Nearly done is not done.

One of the first things I learned in Scrum is the importance of a task being “Done”. In short, until something is done, you don’t get the value.

In a team, this can mean limiting the amount of work in progress at a given time. Kanban uses work in progress limits because it helps teams get things done.

The main idea behind WIP limits can be explained by this simple phrase: Stop starting, start finishing. WIP limits encourage us to finish work that’s already in process before introducing more work into the system. The more work teams try to juggle at once, the harder it is for them to take work to the finish line.

Why we need WIP limits”, PlanView

The lure of a new task

I’ve seen it a lot with tech teams. A developer considers their task as code complete. They submit it for review – and almost immediately, they grab the next item from the backlog.

This might be because idle time is seen as a negative thing. However, having slack in the team is important. There are plenty of things a developer can do when they submit their code for review.

One is checking if anything needs their review. Or if anything else on the Kanban board could be moved along.

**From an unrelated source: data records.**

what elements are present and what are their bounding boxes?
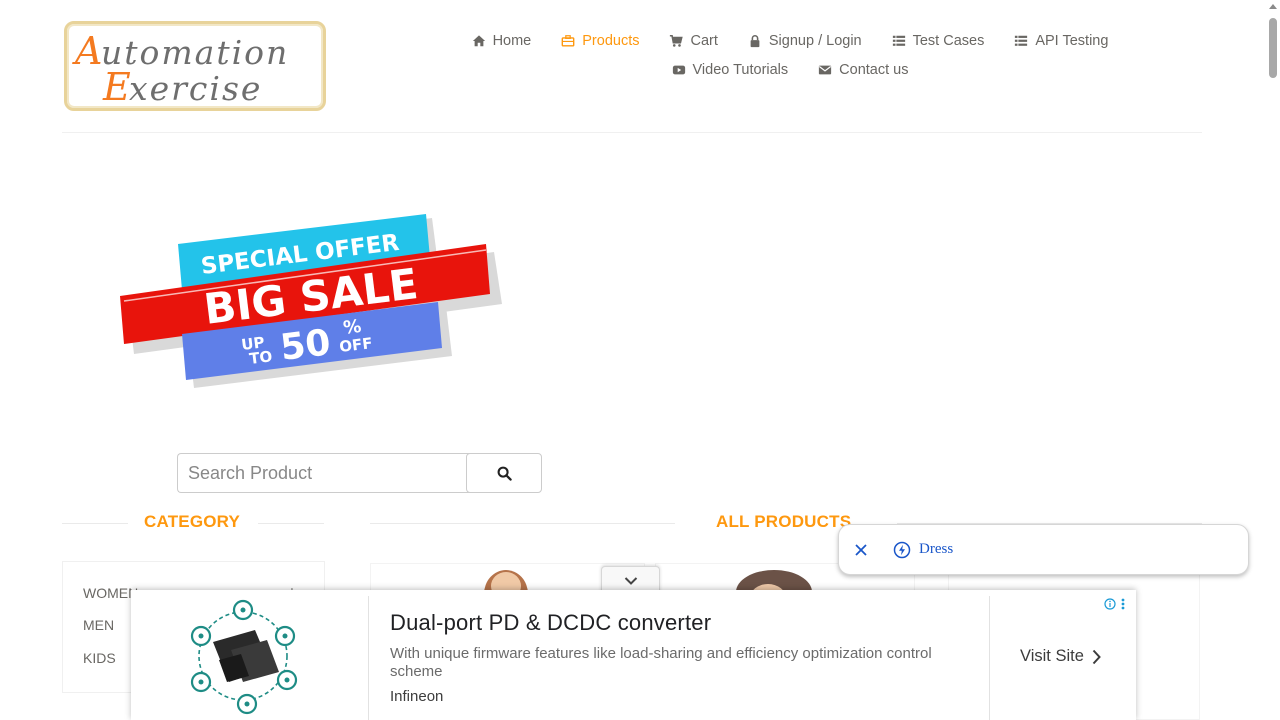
nav-row-1: Home Products Cart Signup / Login Test C… [460,26,1120,55]
ad-description: With unique firmware features like load-… [390,645,932,680]
youtube-icon [672,65,685,74]
search-button[interactable] [466,453,542,493]
nav-label: Contact us [839,61,909,78]
nav-label: Products [582,32,640,49]
nav-row-2: Video Tutorials Contact us [460,55,1120,84]
visit-site-label: Visit Site [1020,647,1084,665]
nav-item-cart[interactable]: Cart [669,32,718,49]
nav-item-api-testing[interactable]: API Testing [1014,33,1108,49]
advertisement-banner[interactable]: Dual-port PD & DCDC converter With uniqu… [131,590,1136,720]
nav-label: Test Cases [912,32,985,49]
nav-label: Signup / Login [768,32,862,49]
list-icon [1015,35,1028,46]
nav-label: Video Tutorials [692,61,789,78]
briefcase-icon [561,34,575,47]
site-logo[interactable]: A utomation E xercise [64,21,326,111]
banner-to: TO [248,347,273,368]
page-scrollbar[interactable] [1265,0,1280,720]
logo-line2-rest: xercise [129,69,262,108]
chevron-right-icon [1092,649,1101,664]
nav-label: API Testing [1035,32,1109,49]
ad-image [190,599,298,715]
category-men[interactable]: MEN [83,617,114,633]
home-icon [472,34,485,46]
ad-divider [368,596,369,720]
category-women[interactable]: WOMEN [83,585,138,601]
chevron-down-icon [624,576,637,585]
nav-label: Home [492,32,532,49]
nav-item-video-tutorials[interactable]: Video Tutorials [672,61,789,78]
search-input[interactable] [177,453,477,493]
header-divider [62,132,1202,133]
ad-brand: Infineon [390,688,444,705]
list-icon [892,35,905,46]
ad-title[interactable]: Dual-port PD & DCDC converter [390,610,711,636]
all-products-title: ALL PRODUCTS [716,512,852,531]
logo-letter-a: A [72,29,102,73]
search-icon [497,466,512,481]
scroll-up-arrow[interactable] [1269,4,1277,9]
banner-fifty: 50 [278,322,333,369]
envelope-icon [819,65,832,74]
lock-icon [750,34,760,47]
more-options-icon[interactable] [1121,598,1125,610]
main-nav: Home Products Cart Signup / Login Test C… [460,26,1120,84]
title-line [62,523,128,524]
ad-choices[interactable] [1104,598,1125,610]
category-title: CATEGORY [144,512,241,531]
title-line [370,523,675,524]
nav-item-contact-us[interactable]: Contact us [818,62,908,78]
visit-site-button[interactable]: Visit Site [1020,647,1101,666]
info-icon[interactable] [1104,598,1116,610]
ad-divider [989,596,990,720]
sale-banner: SPECIAL OFFER BIG SALE UP TO 50 % OFF [116,210,510,395]
suggestion-dress[interactable]: Dress [919,541,953,558]
nav-item-products[interactable]: Products [561,33,639,49]
nav-item-test-cases[interactable]: Test Cases [892,32,985,49]
lightning-icon [893,541,911,559]
search-suggestion-popup: Dress [838,524,1249,575]
site-header: A utomation E xercise Home Products Cart… [0,0,1280,133]
nav-label: Cart [690,32,718,49]
title-line [258,523,324,524]
cart-icon [670,34,684,47]
scrollbar-thumb[interactable] [1269,18,1277,78]
nav-item-home[interactable]: Home [472,32,532,49]
logo-letter-e: E [102,65,131,108]
product-search [177,453,542,493]
nav-item-signup-login[interactable]: Signup / Login [748,33,862,49]
category-kids[interactable]: KIDS [83,650,116,666]
close-icon[interactable] [853,542,869,558]
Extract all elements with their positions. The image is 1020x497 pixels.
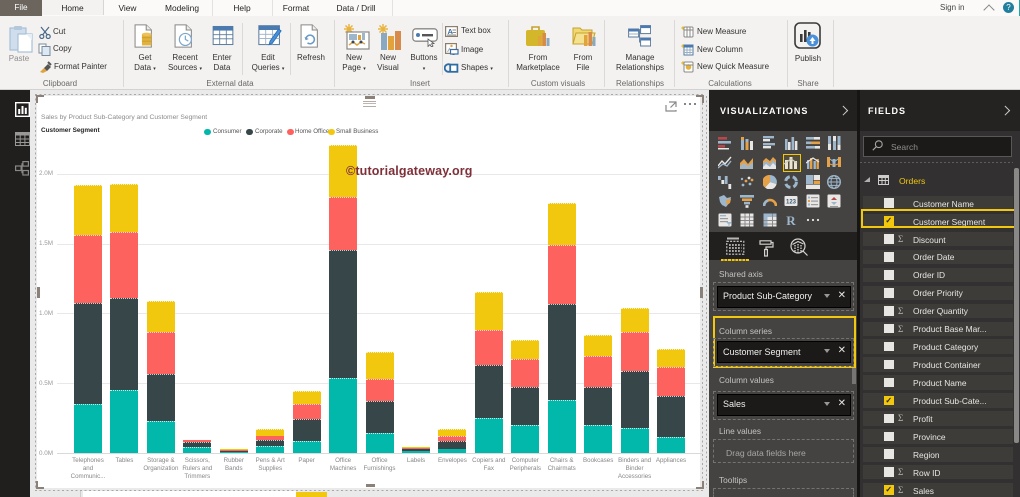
svg-text:123: 123 <box>786 199 797 205</box>
svg-text:R: R <box>786 213 796 227</box>
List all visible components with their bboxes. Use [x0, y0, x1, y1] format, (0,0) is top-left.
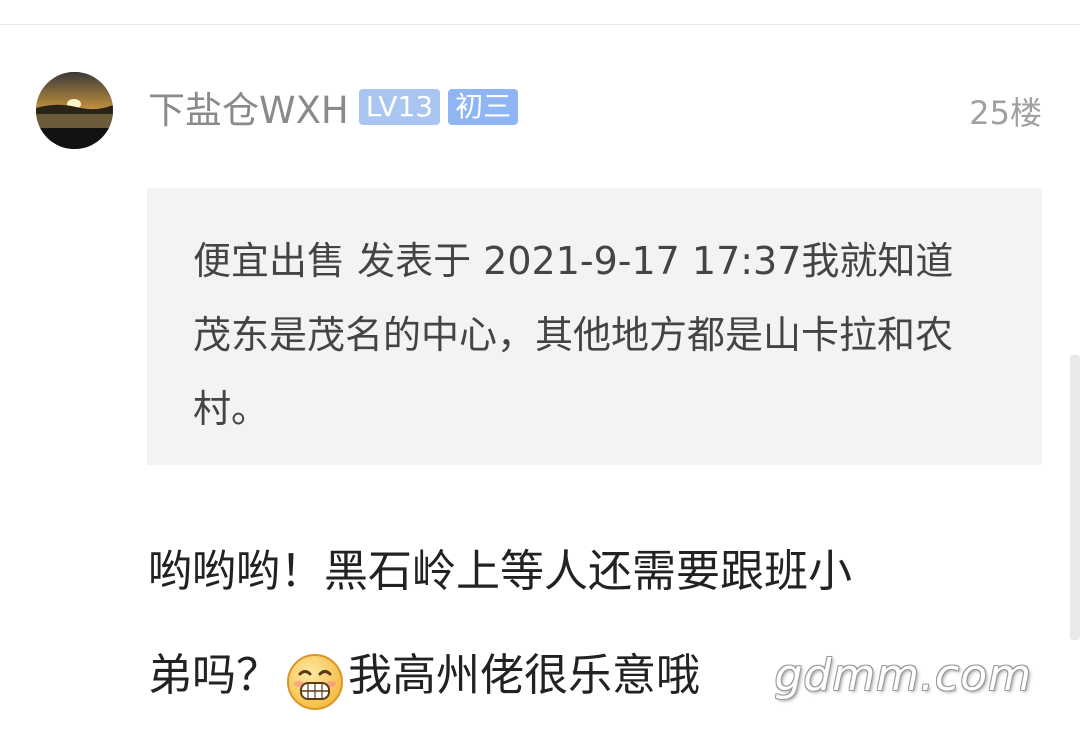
reply-post: 下盐仓WXH LV13 初三 25楼 便宜出售 发表于 2021-9-17 17…	[0, 0, 1080, 740]
grinning-face-emoji-icon	[286, 645, 344, 710]
scrollbar[interactable]	[1070, 355, 1080, 640]
quote-block[interactable]: 便宜出售 发表于 2021-9-17 17:37我就知道茂东是茂名的中心，其他地…	[147, 188, 1042, 465]
content-text-after-emoji: 我高州佬很乐意哦	[348, 650, 700, 701]
sunset-avatar-image	[36, 72, 113, 149]
username[interactable]: 下盐仓WXH	[148, 80, 349, 134]
site-watermark: gdmm.com	[774, 650, 1032, 701]
post-header: 下盐仓WXH LV13 初三	[148, 84, 519, 132]
floor-number: 25楼	[969, 94, 1042, 132]
level-badge: LV13	[358, 89, 441, 125]
title-badge: 初三	[448, 89, 519, 125]
content-text-before-emoji: 弟吗？	[148, 650, 280, 701]
content-line-1: 哟哟哟！黑石岭上等人还需要跟班小	[148, 546, 852, 597]
user-avatar[interactable]	[36, 72, 113, 149]
quote-text: 便宜出售 发表于 2021-9-17 17:37我就知道茂东是茂名的中心，其他地…	[193, 239, 954, 431]
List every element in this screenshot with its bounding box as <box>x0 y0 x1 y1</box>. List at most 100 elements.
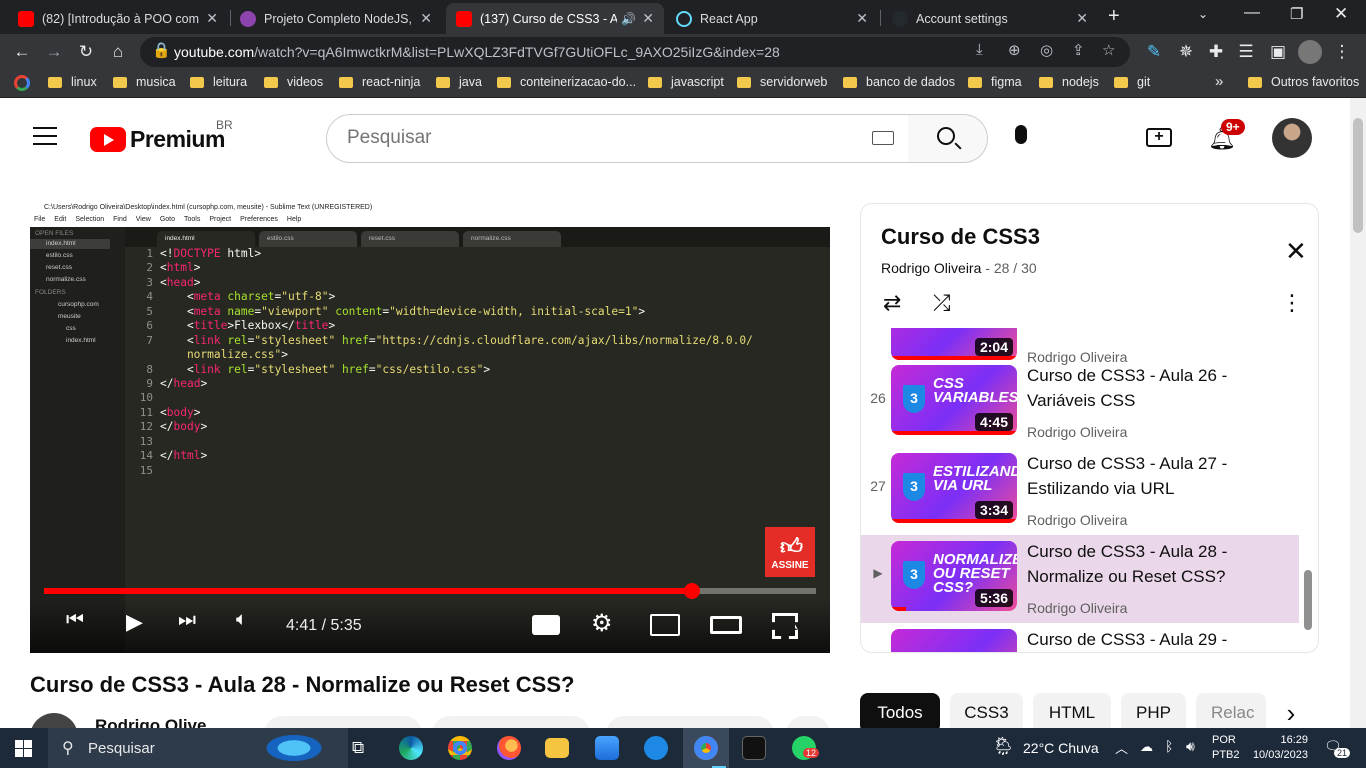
forward-button[interactable]: → <box>42 40 66 64</box>
media-queue-icon[interactable]: ☰ <box>1234 40 1258 64</box>
bookmark-folder[interactable]: servidorweb <box>737 75 827 89</box>
cloud-icon[interactable]: ☁ <box>1140 739 1153 755</box>
close-icon[interactable]: ✕ <box>642 10 654 27</box>
profile-avatar[interactable] <box>1298 40 1322 64</box>
side-panel-icon[interactable]: ▣ <box>1266 40 1290 64</box>
bookmark-folder[interactable]: nodejs <box>1039 75 1099 89</box>
close-window-button[interactable]: ✕ <box>1334 4 1348 24</box>
bookmark-folder[interactable]: linux <box>48 75 97 89</box>
browser-tab-5[interactable]: Account settings ✕ <box>882 3 1098 34</box>
clock[interactable]: 16:29 10/03/2023 <box>1248 733 1308 763</box>
chip-all[interactable]: Todos <box>860 693 940 733</box>
close-playlist-icon[interactable]: ✕ <box>1285 236 1307 267</box>
fullscreen-icon[interactable] <box>772 613 798 639</box>
chip-php[interactable]: PHP <box>1121 693 1186 733</box>
create-video-icon[interactable]: + <box>1146 128 1172 147</box>
bookmark-star-icon[interactable]: ☆ <box>1102 41 1115 59</box>
new-tab-button[interactable]: + <box>1108 5 1120 28</box>
theater-mode-icon[interactable] <box>710 616 742 634</box>
hamburger-menu-icon[interactable] <box>33 127 57 145</box>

Another is waiting a little while for reviews on their work. While I don’t think people should sit for days waiting for comments – they may need to give the team a gentle nudge – immediately jumping to a new task isn’t a great thing to do.

As soon as the first task receives feedback – if further work is needed – the person now has 2 tasks in progress.

Keeping things focused

Sometimes, the mindset is that if a team has 5 or 6 developers, they can work on 5 or 6 totally distinct tasks.

Instead of having as many balls in the air as you have people, it’s better to get the team to focus on a smaller number of tasks and see them through to completion.

As product managers, we should be setting goals for each cycle of work. Ideally this should be an overarching theme that all work links back to, and not a “grab bag” of 10 totally different things.

Are you always busy?

Being too busy should not be seen as a trophy — it can mean you’re overloaded and stressed out.

If a task is on your to-do list for too long, and more tasks are being added to your list all the time, you can quickly feel overburdened.

To avoid this, try to limit the number of things you have in progress at any one time. You can do this by focusing on getting things done.

It can be very rewarding to finish a task. It doesn’t mean you can’t add to something in future — it just means you’re marking the task as complete. Make sure each task has a clear goal, so you know what “done” looks like.

By focusing on getting things done, you can start working through your backlog, stop feeling so busy, and finish more things!